Prostate cancer is very common in men. It is easy to cure, if detected in time. The disease results in an increase in the size of the prostate. To treat it, we proceed to a prostatectomy, this consists of a surgical removal of the prostate, seminal vesicles and differential bulbs. The side effects of this ablation are incontinence of urine and more particularly paralysis of the erection, partial or total. This operation has a link with male impotence, because it is difficult not to touch the erector nerves during the operation since they pass close to the prostate. Note that the operation has no direct effect on sexual desire, but it is not uncommon for the subject to have a decrease in desire and a decrease in the desire to have sexual intercourse.

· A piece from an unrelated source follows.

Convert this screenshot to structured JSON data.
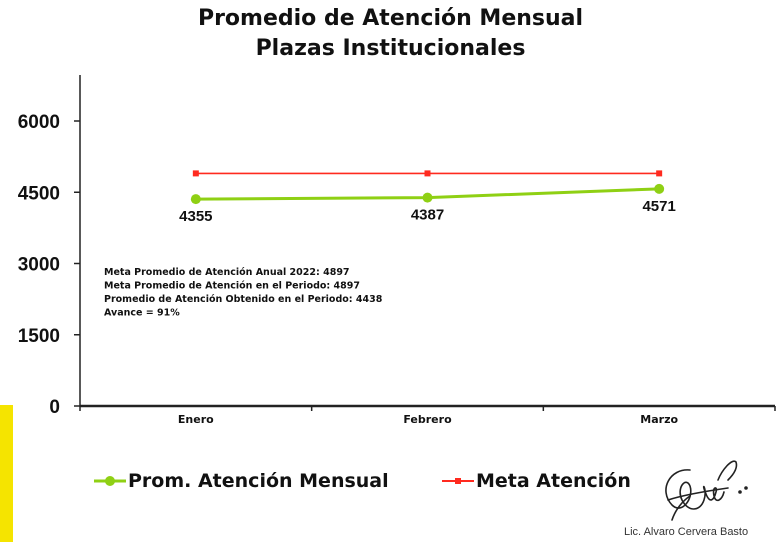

Male impotence after prostatectomy
If prostate cancer is spotted in time, the risk of impotence is low. So a patient with benign prostate cancer has a high chance of keeping his erection as before. But, you have to wait a few months after the removal before you regain your libido. However, on some people, it can last 2 or 3 years. In this case, doctors may recommend additional treatments. So that the patient can regain his libido before, it is possible to do erectile rehabilitation. It consists of causing erections regularly through supplements such as extra male, injections and suppositories, vacuum pumps or penile implants. If possible, the patient should try to resume sexual activity quickly as soon as the pain disappears. The ideal is to start 4 to 6 weeks after the intervention. Recovery also depends on the preservation of one of the two neurovascular strips during surgery.

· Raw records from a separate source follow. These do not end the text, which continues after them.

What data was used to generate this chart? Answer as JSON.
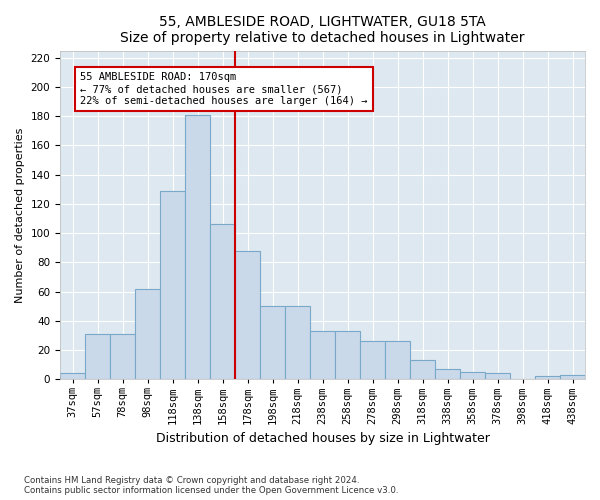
{
  "title": "55, AMBLESIDE ROAD, LIGHTWATER, GU18 5TA",
  "subtitle": "Size of property relative to detached houses in Lightwater",
  "xlabel": "Distribution of detached houses by size in Lightwater",
  "ylabel": "Number of detached properties",
  "footnote1": "Contains HM Land Registry data © Crown copyright and database right 2024.",
  "footnote2": "Contains public sector information licensed under the Open Government Licence v3.0.",
  "categories": [
    "37sqm",
    "57sqm",
    "78sqm",
    "98sqm",
    "118sqm",
    "138sqm",
    "158sqm",
    "178sqm",
    "198sqm",
    "218sqm",
    "238sqm",
    "258sqm",
    "278sqm",
    "298sqm",
    "318sqm",
    "338sqm",
    "358sqm",
    "378sqm",
    "398sqm",
    "418sqm",
    "438sqm"
  ],
  "values": [
    4,
    31,
    31,
    62,
    129,
    181,
    106,
    88,
    50,
    50,
    33,
    33,
    26,
    26,
    13,
    7,
    5,
    4,
    0,
    2,
    3
  ],
  "bar_color": "#c9d9ea",
  "bar_edge_color": "#7aa8c8",
  "background_color": "#dde8f0",
  "grid_color": "#ffffff",
  "vline_x": 9.5,
  "vline_color": "#cc0000",
  "annotation_text": "55 AMBLESIDE ROAD: 170sqm\n← 77% of detached houses are smaller (567)\n22% of semi-detached houses are larger (164) →",
  "annotation_box_color": "#cc0000",
  "ylim": [
    0,
    225
  ],
  "yticks": [
    0,
    20,
    40,
    60,
    80,
    100,
    120,
    140,
    160,
    180,
    200,
    220
  ],
  "title_fontsize": 10,
  "subtitle_fontsize": 9,
  "ylabel_fontsize": 8,
  "xlabel_fontsize": 9,
  "tick_fontsize": 7.5
}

Factors that increase the risk of impotence after prostate cancer
People who did not experience erectile problems before surgery may very well regain their erections from before. Age is a major factor in male impotence following prostatectomy. The older the man to be operated on for prostate cancer, the more likely he is to regain his erectile function. Note also the frequency of sexual intercourse and erections. If they are not very significant before the operation, the risk of erectile dysfunction is increased. Most patients regain quality erections 3 years after the operation.
Prepare for possible sexual dysfunction
To better manage stress and anxiety before a prostatectomy, the sick subject must prepare mentally for the risk of erectile dysfunction. Surgeons have an obligation to tell the patient exactly about the possible risks after the operation. They must also specify the treatments necessary to remedy the side effects of the operation and the possibility of support.